Wireless industry to back cellphone unlocking bill

A cellphone industry official plans to tell a House panel on Thursday that his group supports legislation to legalize cellphone unlocking.

Mike Altschul, general counsel of wireless industry group CTIA, will testify that a House unlocking bill is a "reasonable balance that protects consumers and carriers alike."

"Because we were not seeking to limit individuals’ non-commercial ability to unlock their devices, and because the bill preserves the important limitations against bulk unlocking included in the Librarian’s 2010 decision, CTIA can support H.R. 1123," Altschul will say at the hearing of the House Judiciary Committee's intellectual property subcommittee, according to a copy of his prepared remarks.

ADVERTISEMENT
CTIA represents all of the major cellular carriers, including Verizon, AT&T, Sprint and T-Mobile.

Most contract phones come "locked" to one carrier. Because of a Library of Congress decision last year, customers must obtain their carrier’s permission to legally unlock their phones even after they have completed their contract.

The decision was based on the Digital Millennium Copyright Act (DMCA), which bans people from circumventing a "technological measure" to gain access to a copyrighted work. The Library had exempted cellphone unlocking from the DMCA's restrictions in 2006 and 2010.

CTIA had lobbied the Library not to expand the unlocking exemption, warning it could promote illegal phone trafficking and allow people to free-ride on subsidized phones.

The Library's ban prompted consumer outrage, a petition on the White House website with more than 114,000 signatures and a flurry of bills to legalize the practice. 

Supporters of cellphone unlocking argue that people should not need to buy a new phone to switch carriers. They say legalizing the practice would boost competition and provide more choices for consumers. 

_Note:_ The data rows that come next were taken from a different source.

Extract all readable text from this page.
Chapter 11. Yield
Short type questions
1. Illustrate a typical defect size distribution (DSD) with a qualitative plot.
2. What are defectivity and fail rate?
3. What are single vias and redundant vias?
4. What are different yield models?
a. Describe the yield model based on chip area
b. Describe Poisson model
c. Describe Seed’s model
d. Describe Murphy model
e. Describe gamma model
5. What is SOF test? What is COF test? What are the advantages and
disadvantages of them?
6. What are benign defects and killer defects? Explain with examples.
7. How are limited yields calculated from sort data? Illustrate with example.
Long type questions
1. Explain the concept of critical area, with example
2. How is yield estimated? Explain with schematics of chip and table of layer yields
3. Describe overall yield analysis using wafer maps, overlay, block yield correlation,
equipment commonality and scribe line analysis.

H.R. 1123, the Unlocking Consumer Choice and Wireless Competition Act, would repeal the library's decision, but would not affect any other law. The bill was introduced by House Judiciary Committee Chairman Bob Goodlatte (R-Va.). Senate Judiciary Committee Chairman Patrick Leahy (D-Vt.) has sponsored companion legislation in the upper chamber.

Altschul will call the bill "narrowly tailored and appropriate to alleviating consumer confusion that may have arisen as a result of the Librarian’s most recent decision." 

Rep. Zoe Lofgren (D-Calif.) and other lawmakers have sponsored a more aggressive bill that would amend the DMCA to permanently legalize cellphone unlocking.